Speaking of back-story, Ronny and Geneva have some of their own, and run Howard basically builds this movie on the relationships between characters and their past history together. I’m surprised we don’t learn more about the past adventures of Ronnie and nick together, the two characters that you would expect to hear the most about. Maybe that’s because Howard didn’t want to overdo it with the love-fest between them (they already have a scene early in the movie where they jokingly dance together and pull off a creative little number.)


The movie is helped a great deal by the zip character. He only shows up about half way into the film or so, but he is by far the liveliest and funniest character on hand here. Aside from Ronny, he’s probably the only one I like in the movie as well. That’s because he’s sensitive and has a heart. Yes, he’s helping a wife cheat on a married man, but like he says, “it takes two.” Between he and Geneva, he is not the one doing the cheating, and he seems to even feel bad about it.


At a certain point, the movie does run out of steam, and unfortunately it’s before the climax. Once the secret of what’s been going on has been let out of the bag, there shouldn’t be a whole lot of movie left.

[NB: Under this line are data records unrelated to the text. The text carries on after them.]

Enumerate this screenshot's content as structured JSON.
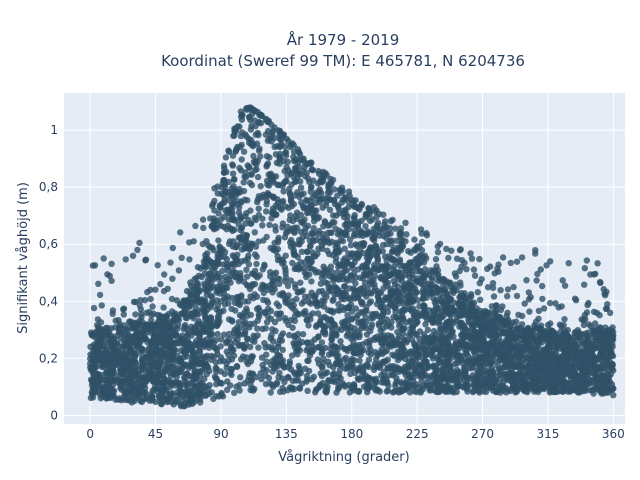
{
  "chart_data": {
    "type": "scatter",
    "title_lines": [
      "År 1979 - 2019",
      "Koordinat (Sweref 99 TM): E 465781, N 6204736"
    ],
    "xlabel": "Vågriktning (grader)",
    "ylabel": "Signifikant våghöjd (m)",
    "xlim": [
      -18,
      368
    ],
    "ylim": [
      -0.03,
      1.13
    ],
    "xticks": [
      0,
      45,
      90,
      135,
      180,
      225,
      270,
      315,
      360
    ],
    "yticks": [
      0,
      0.2,
      0.4,
      0.6,
      0.8,
      1
    ],
    "ytick_labels": [
      "0",
      "0,2",
      "0,4",
      "0,6",
      "0,8",
      "1"
    ],
    "grid": true,
    "legend": "none",
    "colors": {
      "marker": "#2f5168",
      "plot_bg": "#e5ecf6",
      "grid": "#ffffff",
      "text": "#2a3f5f"
    },
    "envelope": {
      "x": [
        0,
        20,
        40,
        55,
        65,
        75,
        85,
        95,
        100,
        105,
        110,
        120,
        135,
        150,
        165,
        180,
        200,
        225,
        250,
        270,
        290,
        315,
        340,
        360
      ],
      "upper": [
        0.3,
        0.31,
        0.33,
        0.36,
        0.4,
        0.5,
        0.68,
        0.92,
        1.0,
        1.06,
        1.08,
        1.04,
        0.97,
        0.87,
        0.8,
        0.74,
        0.66,
        0.55,
        0.45,
        0.37,
        0.33,
        0.3,
        0.29,
        0.3
      ],
      "lower": [
        0.06,
        0.05,
        0.04,
        0.03,
        0.03,
        0.04,
        0.05,
        0.07,
        0.08,
        0.08,
        0.08,
        0.08,
        0.08,
        0.08,
        0.08,
        0.08,
        0.08,
        0.08,
        0.08,
        0.08,
        0.08,
        0.08,
        0.08,
        0.07
      ],
      "sparse_max": [
        0.58,
        0.6,
        0.62,
        0.62,
        0.66,
        0.74,
        0.8,
        0.95,
        1.02,
        1.08,
        1.08,
        1.05,
        0.98,
        0.9,
        0.84,
        0.78,
        0.72,
        0.66,
        0.6,
        0.58,
        0.58,
        0.58,
        0.56,
        0.54
      ]
    }
  }
}
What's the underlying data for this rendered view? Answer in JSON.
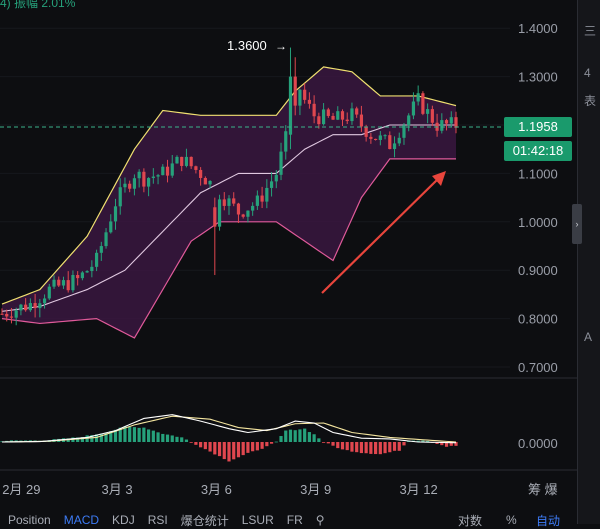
{
  "header": {
    "info_text": "4) 振幅 2.01%"
  },
  "price_labels": {
    "current_price": "1.1958",
    "countdown": "01:42:18",
    "high_marker": "1.3600"
  },
  "axis_units": {
    "dates_right_label": "筹 爆"
  },
  "toolbar": {
    "items": [
      "Position",
      "MACD",
      "KDJ",
      "RSI",
      "爆仓统计",
      "LSUR",
      "FR",
      "⚲"
    ],
    "active_item": "MACD",
    "log_label": "对数",
    "percent_label": "%",
    "auto_label": "自动"
  },
  "right_strip": {
    "glyphs": [
      "三",
      "4",
      "表",
      "A"
    ]
  },
  "colors": {
    "up": "#26a17b",
    "down": "#e0474f",
    "band_fill": "#3a1640",
    "band_line": "#e05a9a",
    "mid_line": "#e0c8e0",
    "macd_line": "#ffffff",
    "signal_line": "#f5e6a0",
    "accent": "#3d7bf5",
    "arrow": "#e8453c"
  },
  "chart_data": {
    "type": "candlestick",
    "price_axis": {
      "ticks": [
        1.4,
        1.3,
        1.2,
        1.1,
        1.0,
        0.9,
        0.8,
        0.7
      ],
      "tick_labels": [
        "1.4000",
        "1.3000",
        "1.2000",
        "1.1000",
        "1.0000",
        "0.9000",
        "0.8000",
        "0.7000"
      ],
      "range": [
        0.66,
        1.43
      ]
    },
    "macd_axis": {
      "ticks": [
        0.0
      ],
      "tick_labels": [
        "0.0000"
      ]
    },
    "x_labels": [
      "2月 29",
      "3月 3",
      "3月 6",
      "3月 9",
      "3月 12"
    ],
    "x_label_index": [
      3,
      24,
      45,
      66,
      87
    ],
    "bollinger": {
      "upper_anchors": [
        [
          0,
          0.83
        ],
        [
          8,
          0.86
        ],
        [
          18,
          0.97
        ],
        [
          28,
          1.15
        ],
        [
          34,
          1.23
        ],
        [
          42,
          1.22
        ],
        [
          58,
          1.22
        ],
        [
          62,
          1.27
        ],
        [
          68,
          1.32
        ],
        [
          74,
          1.31
        ],
        [
          80,
          1.26
        ],
        [
          88,
          1.26
        ],
        [
          96,
          1.24
        ]
      ],
      "lower_anchors": [
        [
          0,
          0.8
        ],
        [
          8,
          0.79
        ],
        [
          20,
          0.8
        ],
        [
          28,
          0.76
        ],
        [
          34,
          0.86
        ],
        [
          40,
          0.96
        ],
        [
          46,
          1.0
        ],
        [
          52,
          1.0
        ],
        [
          58,
          1.0
        ],
        [
          64,
          0.96
        ],
        [
          70,
          0.92
        ],
        [
          76,
          1.05
        ],
        [
          82,
          1.13
        ],
        [
          90,
          1.13
        ],
        [
          96,
          1.13
        ]
      ],
      "mid_anchors": [
        [
          0,
          0.815
        ],
        [
          8,
          0.825
        ],
        [
          18,
          0.86
        ],
        [
          26,
          0.9
        ],
        [
          34,
          0.98
        ],
        [
          42,
          1.06
        ],
        [
          50,
          1.1
        ],
        [
          58,
          1.1
        ],
        [
          64,
          1.15
        ],
        [
          70,
          1.18
        ],
        [
          76,
          1.18
        ],
        [
          82,
          1.2
        ],
        [
          90,
          1.2
        ],
        [
          96,
          1.2
        ]
      ]
    },
    "candle_anchors": [
      [
        0,
        0.81
      ],
      [
        6,
        0.83
      ],
      [
        10,
        0.86
      ],
      [
        16,
        0.88
      ],
      [
        20,
        0.92
      ],
      [
        24,
        1.04
      ],
      [
        28,
        1.1
      ],
      [
        30,
        1.09
      ],
      [
        34,
        1.1
      ],
      [
        38,
        1.13
      ],
      [
        42,
        1.1
      ],
      [
        46,
        1.06
      ],
      [
        50,
        1.02
      ],
      [
        54,
        1.04
      ],
      [
        58,
        1.1
      ],
      [
        60,
        1.17
      ],
      [
        61,
        1.28
      ],
      [
        62,
        1.3
      ],
      [
        64,
        1.25
      ],
      [
        66,
        1.22
      ],
      [
        70,
        1.21
      ],
      [
        74,
        1.22
      ],
      [
        78,
        1.18
      ],
      [
        82,
        1.16
      ],
      [
        86,
        1.22
      ],
      [
        88,
        1.25
      ],
      [
        92,
        1.2
      ],
      [
        96,
        1.2
      ]
    ],
    "special_candles": [
      {
        "index": 61,
        "open": 1.18,
        "close": 1.3,
        "low": 1.15,
        "high": 1.36
      },
      {
        "index": 62,
        "open": 1.3,
        "close": 1.24,
        "low": 1.22,
        "high": 1.34
      },
      {
        "index": 45,
        "open": 1.03,
        "close": 0.99,
        "low": 0.89,
        "high": 1.05
      }
    ],
    "macd_anchors": [
      [
        0,
        0.0
      ],
      [
        8,
        0.01
      ],
      [
        18,
        0.12
      ],
      [
        24,
        0.3
      ],
      [
        30,
        0.62
      ],
      [
        36,
        0.72
      ],
      [
        42,
        0.55
      ],
      [
        48,
        0.35
      ],
      [
        52,
        0.25
      ],
      [
        58,
        0.35
      ],
      [
        62,
        0.55
      ],
      [
        66,
        0.5
      ],
      [
        70,
        0.25
      ],
      [
        76,
        0.1
      ],
      [
        82,
        0.08
      ],
      [
        88,
        0.0
      ],
      [
        96,
        -0.02
      ]
    ],
    "signal_anchors": [
      [
        0,
        0.0
      ],
      [
        10,
        0.02
      ],
      [
        20,
        0.12
      ],
      [
        28,
        0.45
      ],
      [
        36,
        0.68
      ],
      [
        44,
        0.6
      ],
      [
        50,
        0.38
      ],
      [
        56,
        0.3
      ],
      [
        62,
        0.48
      ],
      [
        68,
        0.5
      ],
      [
        74,
        0.25
      ],
      [
        82,
        0.12
      ],
      [
        90,
        0.05
      ],
      [
        96,
        0.0
      ]
    ],
    "hist_anchors": [
      [
        0,
        0.03
      ],
      [
        10,
        0.05
      ],
      [
        16,
        0.12
      ],
      [
        22,
        0.25
      ],
      [
        26,
        0.4
      ],
      [
        30,
        0.38
      ],
      [
        34,
        0.22
      ],
      [
        38,
        0.12
      ],
      [
        40,
        0.0
      ],
      [
        44,
        -0.25
      ],
      [
        48,
        -0.5
      ],
      [
        52,
        -0.3
      ],
      [
        56,
        -0.12
      ],
      [
        58,
        0.0
      ],
      [
        60,
        0.3
      ],
      [
        64,
        0.35
      ],
      [
        66,
        0.2
      ],
      [
        68,
        0.0
      ],
      [
        72,
        -0.2
      ],
      [
        76,
        -0.28
      ],
      [
        80,
        -0.32
      ],
      [
        84,
        -0.22
      ],
      [
        86,
        0.05
      ],
      [
        90,
        0.04
      ],
      [
        94,
        -0.12
      ],
      [
        96,
        -0.1
      ]
    ],
    "current_value": 1.1958,
    "high_value": 1.36
  }
}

And I guess there isn’t, but a final scene on the ice at the hockey rink is kind of a waste, and nothing really gets resolved that wasn’t already settled before.


There are two good things about The Dilemma. One, of course, is the character zip and how he is the exact opposite of any villain or antagonist we might have expected. But the other funny thing about the movie is the way that Ronnie tells Beth made up stories to explain why he looks or is acting a certain way, and they are always ridiculous. One involves a bar fight. My favorite involves him having to reach under some “street plants” to help get a ball for some fat kids. We even get to see him trying to get the ball for these kids, even though we know the whole thing is made up. And hearing Beth question how ridiculous these stories and Ronnie stick by them with conviction, is a lot of fun. The movie is not good, but at least there are some redeeming elements, and it’s not as bad as it looked.